Appealing A Conviction For Hearsay

Elections matter, and in Texas we elect appellate judges. We’ve been electing extremist conservative authoritarians for a few decades now.  The result is that even when the State cheats at trial or a trial judge makes a clear mistake, it’s nearly impossible to get a conviction overturned. Today we are going to look at hearsay. What if you are convicted at trial, and the State used hearsay to help them convict? (Spoiler alert, it’s not going to be good for the defendant on appeal).

What is hearsay in Texas?

Hearsay is an out-of-court statement offered in evidence to prove the truth of the matter asserted and is inadmissible unless a statute or rule of exception applies. TEX. R. EVID. 801(d), 802.

A common hearsay objection is when a witness, Mr. Z, is testifying and answers that “Then Mr. X told me that”. The defense objects hearsay (and probably Confrontation, I try to always object to both).
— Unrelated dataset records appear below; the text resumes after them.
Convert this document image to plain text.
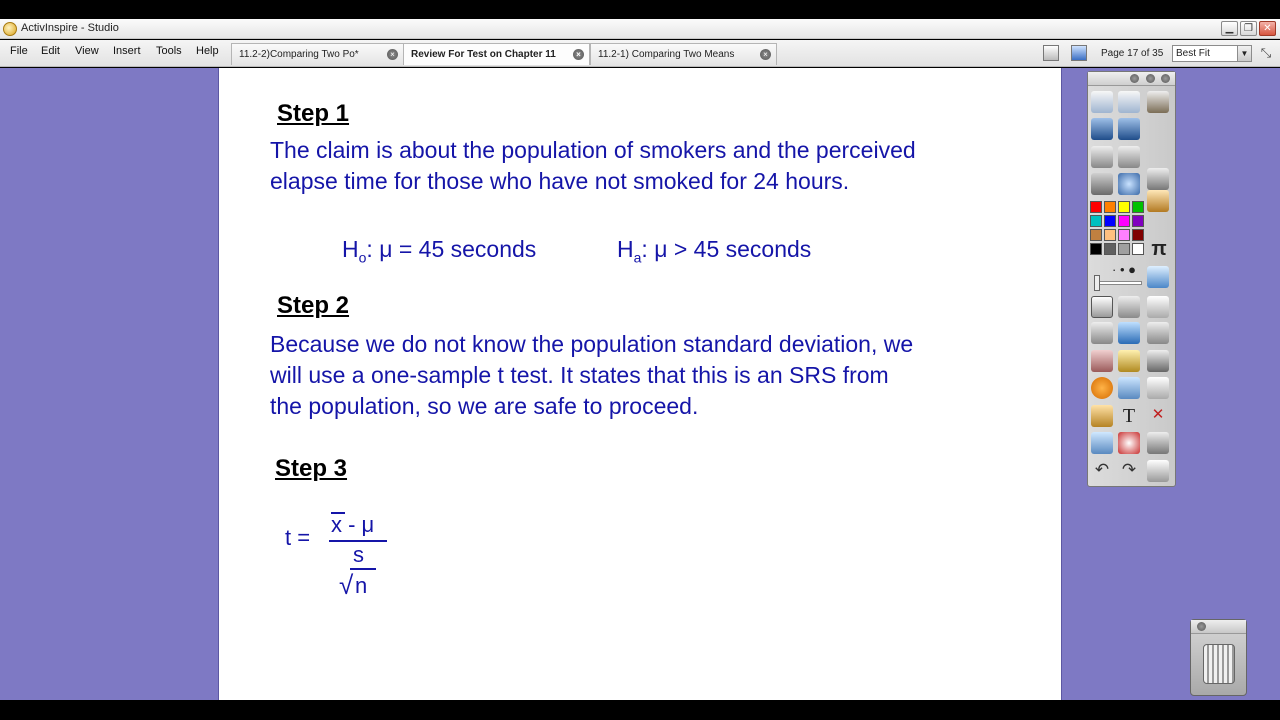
ActivInspire - Studio	▁	❐	✕
File Edit View Insert Tools Help	11.2-2)Comparing Two Po*	×	Review For Test on Chapter 11	×	11.2-1) Comparing Two Means	×	Page 17 of 35	Best Fit	▼ ⤡
Step 1
The claim is about the population of smokers and the perceived
elapse time for those who have not smoked for 24 hours.
$H_o$: μ = 45 seconds	$H_a$: μ > 45 seconds
Step 2
Because we do not know the population standard deviation, we
will use a one-sample t test. It states that this is an SRS from
the population, so we are safe to proceed.
Step 3
t =
x - μ
s
√ n
π
· • ●
T	✕
↶ ↷
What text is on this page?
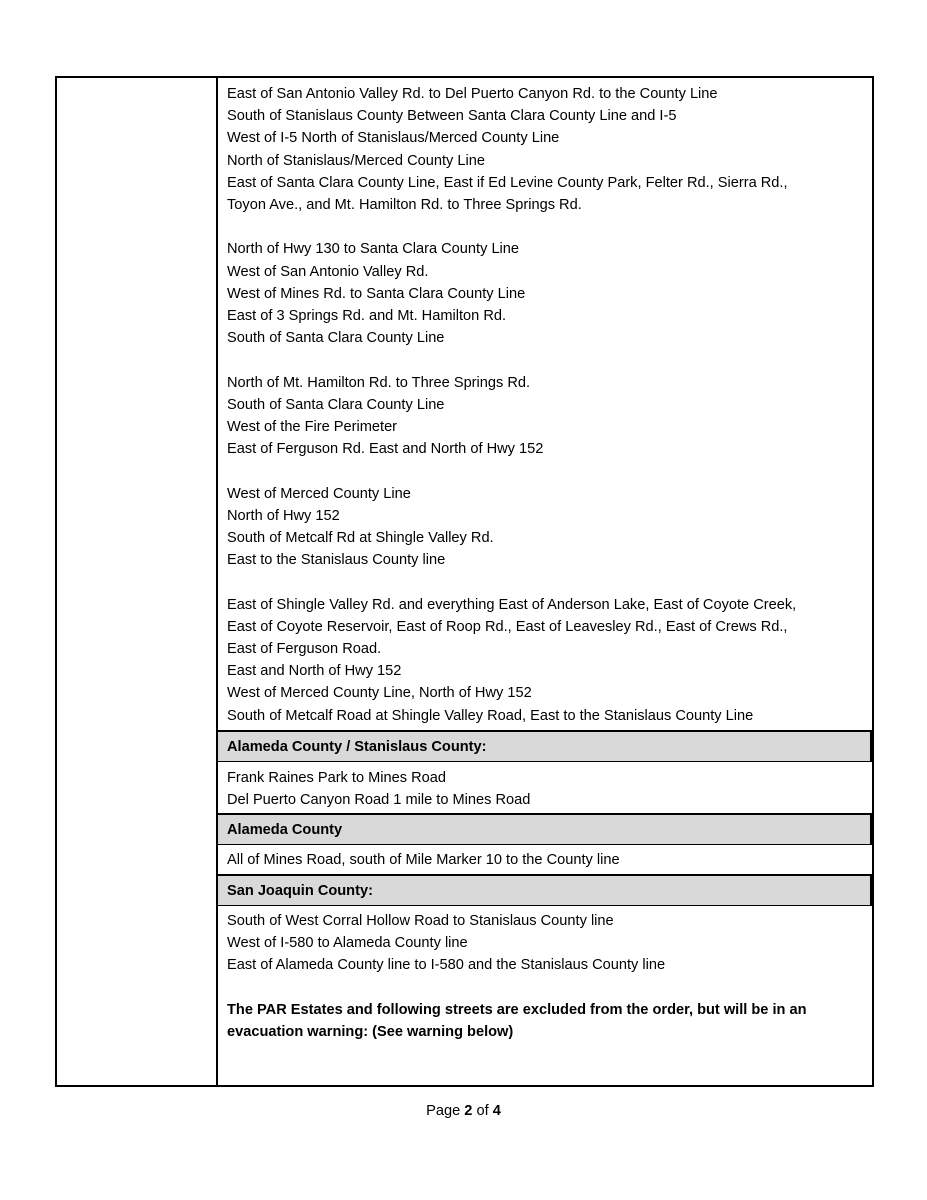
East of San Antonio Valley Rd. to Del Puerto Canyon Rd. to the County Line
South of Stanislaus County Between Santa Clara County Line and I-5
West of I-5 North of Stanislaus/Merced County Line
North of Stanislaus/Merced County Line
East of Santa Clara County Line, East if Ed Levine County Park, Felter Rd., Sierra Rd.,
Toyon Ave., and Mt. Hamilton Rd. to Three Springs Rd.
North of Hwy 130 to Santa Clara County Line
West of San Antonio Valley Rd.
West of Mines Rd. to Santa Clara County Line
East of 3 Springs Rd. and Mt. Hamilton Rd.
South of Santa Clara County Line
North of Mt. Hamilton Rd. to Three Springs Rd.
South of Santa Clara County Line
West of the Fire Perimeter
East of Ferguson Rd. East and North of Hwy 152
West of Merced County Line
North of Hwy 152
South of Metcalf Rd at Shingle Valley Rd.
East to the Stanislaus County line
East of Shingle Valley Rd. and everything East of Anderson Lake, East of Coyote Creek,
East of Coyote Reservoir, East of Roop Rd., East of Leavesley Rd., East of Crews Rd.,
East of Ferguson Road.
East and North of Hwy 152
West of Merced County Line, North of Hwy 152
South of Metcalf Road at Shingle Valley Road, East to the Stanislaus County Line
Alameda County / Stanislaus County:
Frank Raines Park to Mines Road
Del Puerto Canyon Road 1 mile to Mines Road
Alameda County
All of Mines Road, south of Mile Marker 10 to the County line
San Joaquin County:
South of West Corral Hollow Road to Stanislaus County line
West of I-580 to Alameda County line
East of Alameda County line to I-580 and the Stanislaus County line
The PAR Estates and following streets are excluded from the order, but will be in an
evacuation warning: (See warning below)
Page 2 of 4
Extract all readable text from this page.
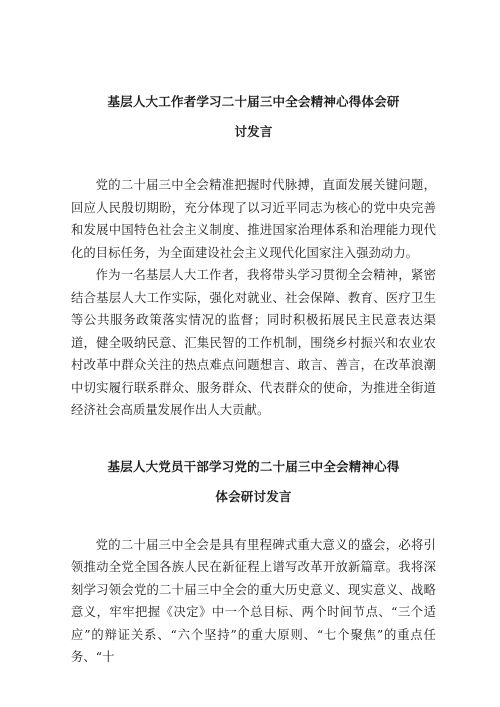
基层人大工作者学习二十届三中全会精神心得体会研
讨发言

党的二十届三中全会精准把握时代脉搏，直面发展关键问题，回应人民殷切期盼，充分体现了以习近平同志为核心的党中央完善和发展中国特色社会主义制度、推进国家治理体系和治理能力现代化的目标任务，为全面建设社会主义现代化国家注入强劲动力。

作为一名基层人大工作者，我将带头学习贯彻全会精神，紧密结合基层人大工作实际，强化对就业、社会保障、教育、医疗卫生等公共服务政策落实情况的监督；同时积极拓展民主民意表达渠道，健全吸纳民意、汇集民智的工作机制，围绕乡村振兴和农业农村改革中群众关注的热点难点问题想言、敢言、善言，在改革浪潮中切实履行联系群众、服务群众、代表群众的使命，为推进全街道经济社会高质量发展作出人大贡献。

基层人大党员干部学习党的二十届三中全会精神心得
体会研讨发言

党的二十届三中全会是具有里程碑式重大意义的盛会，必将引领推动全党全国各族人民在新征程上谱写改革开放新篇章。我将深刻学习领会党的二十届三中全会的重大历史意义、现实意义、战略意义，牢牢把握《决定》中一个总目标、两个时间节点、“三个适应”的辩证关系、“六个坚持”的重大原则、“七个聚焦”的重点任务、“十
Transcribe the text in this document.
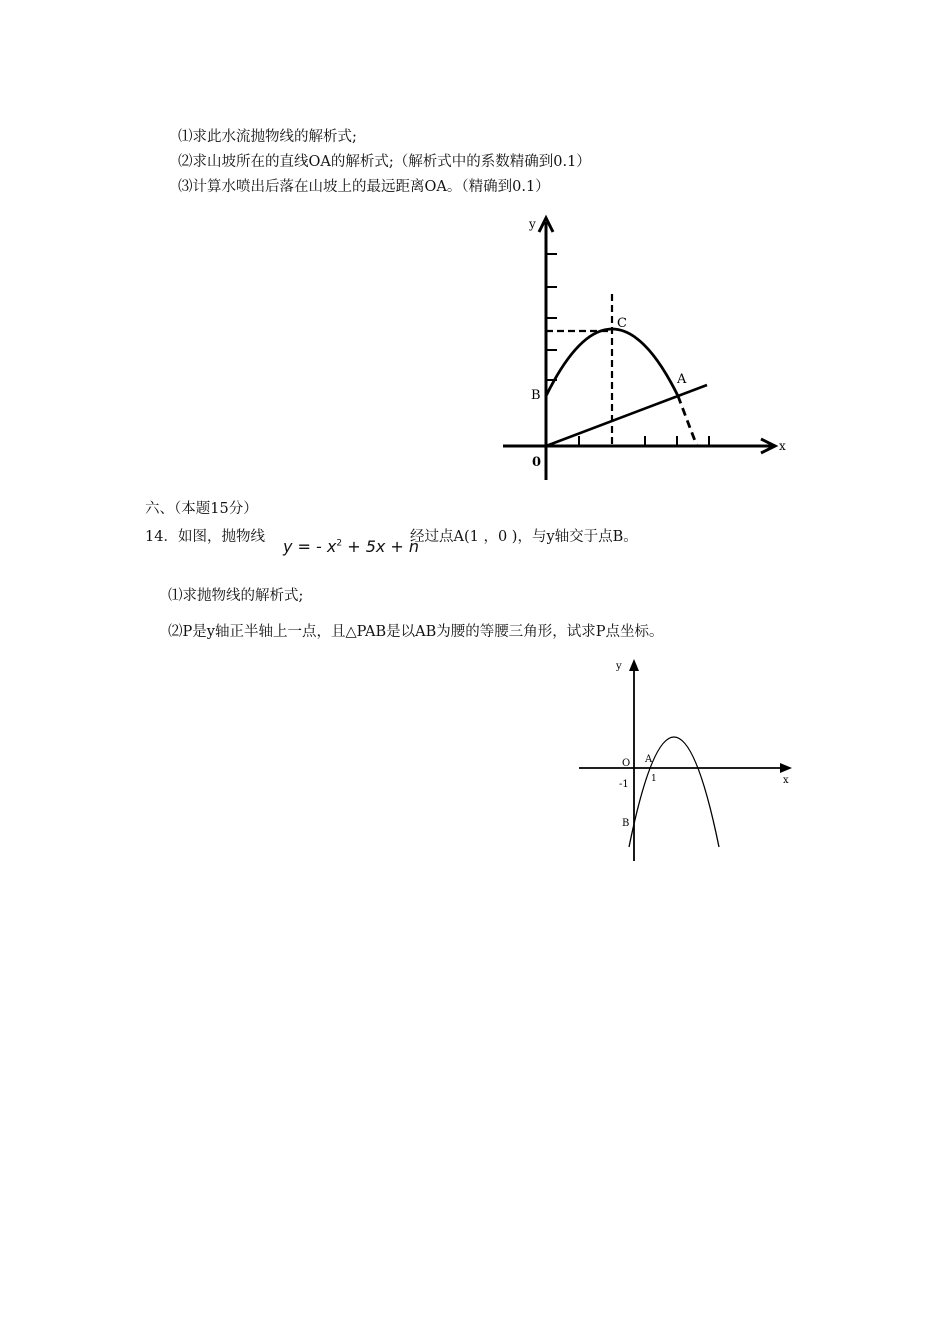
⑴求此水流抛物线的解析式;
⑵求山坡所在的直线OA的解析式;（解析式中的系数精确到0.1）
⑶计算水喷出后落在山坡上的最远距离OA。（精确到0.1）
y
x
C
B
A
0
六、（本题15分）
14．如图，抛物线 y = - $x^2 + 5x + n$
经过点A(1 ，0 )，与y轴交于点B。
⑴求抛物线的解析式;
⑵P是y轴正半轴上一点，且△PAB是以AB为腰的等腰三角形，试求P点坐标。
y
x
O A
1
-1
B
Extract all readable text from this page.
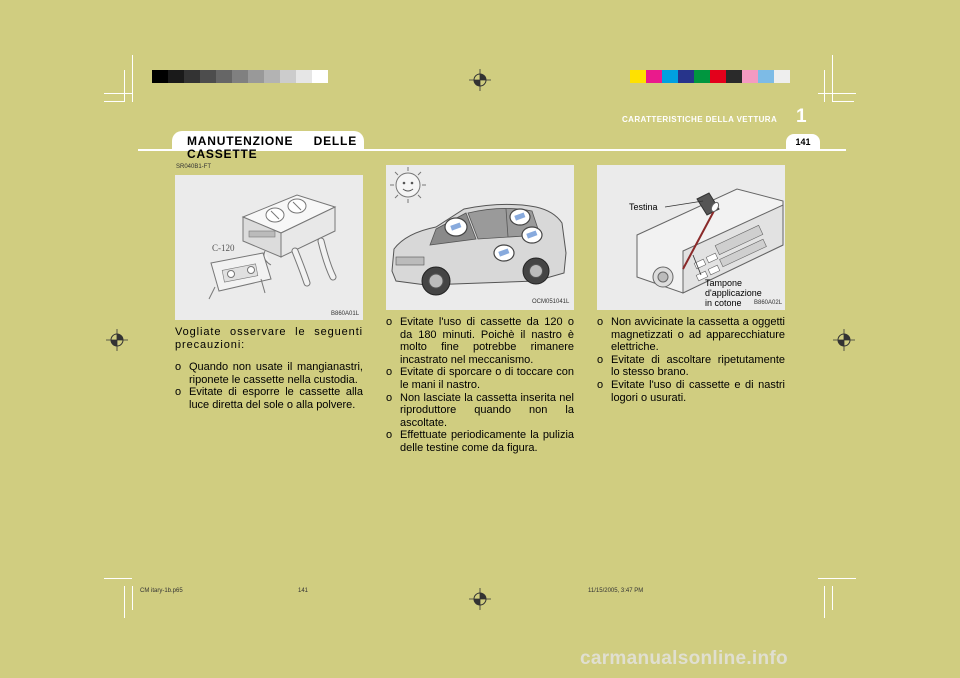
CARATTERISTICHE DELLA VETTURA 1
141
MANUTENZIONE DELLE
CASSETTE
SR040B1-FT
C-120
B860A01L
OCM051041L
Testina
Tampone
d'applicazione
in cotone	B860A02L

Vogliate osservare le seguenti precauzioni:

o Quando non usate il mangianastri, riponete le cassette nella custodia.
o Evitate di esporre le cassette alla luce diretta del sole o alla polvere.
o Evitate l'uso di cassette da 120 o da 180 minuti. Poichè il nastro è molto fine potrebbe rimanere incastrato nel meccanismo.
o Evitate di sporcare o di toccare con le mani il nastro.
o Non lasciate la cassetta inserita nel riproduttore quando non la ascoltate.
o Effettuate periodicamente la pulizia delle testine come da figura.
o Non avvicinate la cassetta a oggetti magnetizzati o ad apparecchiature elettriche.
o Evitate di ascoltare ripetutamente lo stesso brano.
o Evitate l'uso di cassette e di nastri logori o usurati.
CM itary-1b.p65	141	11/15/2005, 3:47 PM
carmanualsonline.info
The reason? Mr. X isn’t on the stand, so Mr. Z can’t get tell the jury what Mr. X said. Mr. X needs to take the stand to do that.

How do appellate courts ignore hearsay violations?

Texas appellate courts love saying defendants “waived error”. Which means that even if your trial isn’t fair, it doesn’t matter because you wanted that to happen, or you didn’t object fast enough or precisely enough.

Make A Timely Objection

A party claiming the erroneous admission of hearsay must make a timely objection and secure a ruling or the issue is not preserved for appellate review. See TEX. R. APP. P. 33.1; Mack v. State, 872 S.W.2d 36, 38 (Tex. App.—Fort Worth 1994, no pet.) (holding any error in admission of hearsay testimony was not preserved because defendant failed to make a timely objection and secure a ruling on the objection).

So you have to object every time, and you have to ask for a ruling each time. And Texas appellate courts love pointing out that you waited too long or didn’t object under the right subsection of a statute.

Object All The Time To Everything

Another way appellate courts work for the State and against Defendants is by saying that even if the State cheats, and offers evidence in violation of the Rules of Evidence, that’s ok because the evidence that shouldn’t have come in is just like some other piece of evidence you didn’t object to.

“Erroneously admitting evidence ‘will not result in reversal when other such evidence was received without objection, either before or after the complained-of ruling.” Coble, 330 S.W.3d at 282. This holds true even when the evidence is not the same but is very similar or substantially the same evidence. Estrada v. State, 313 S.W.3d 274, 302 n. 29 (Tex. Crim. App. 2010) (very similar evidence admitted); Mayes v. State, 816 S.W.2d 79, 88 (Tex. Crim. App. 1991) (substantially the same evidence admitted).

How is this possible? That doesn’t seem fair to Defendants?

It’s not, but we’ve been putting prosecutors on the Court of Criminal Appeals for so long we have case law like this.

The erroneous admission of hearsay evidence is nonconstitutional error. Johnson v. State, 967 S.W.2d 410, 417 (Tex. Crim. App. 1998). Nonconstitutional error requires reversal only when the error affected a party’s substantial rights. See TEX. R. APP. P. 44.2(b). Error that has a substantial and injurious effect or influence in determining the jury’s verdict affects a substantial right. Coble v. State, 330 S.W.3d 253, 280 (Tex. Crim. App. 2010).

What does that mean? That an appellate court can agree that you objected, that you were harmed, that the trial court made a mistake, and even though you are sentenced to decades in prison it doesn’t matter. The appellate court has an out to save any conviction by saying the erroneously introduced evidence “didn’t affect the juries verdict”.

Here’s the deal, appellate courts have no idea what a jury decides or why. The jury doesn’t tell the appellate court why they found a defendant guilty or what evidence they found important. The appellate courts are saying this information isn’t vital to appellate judges. But appellate judges make decisions in entirely different ways than jurors.

If you are appealing a conviction in Texas, it’s not a great strategy if hearsay is your only issue.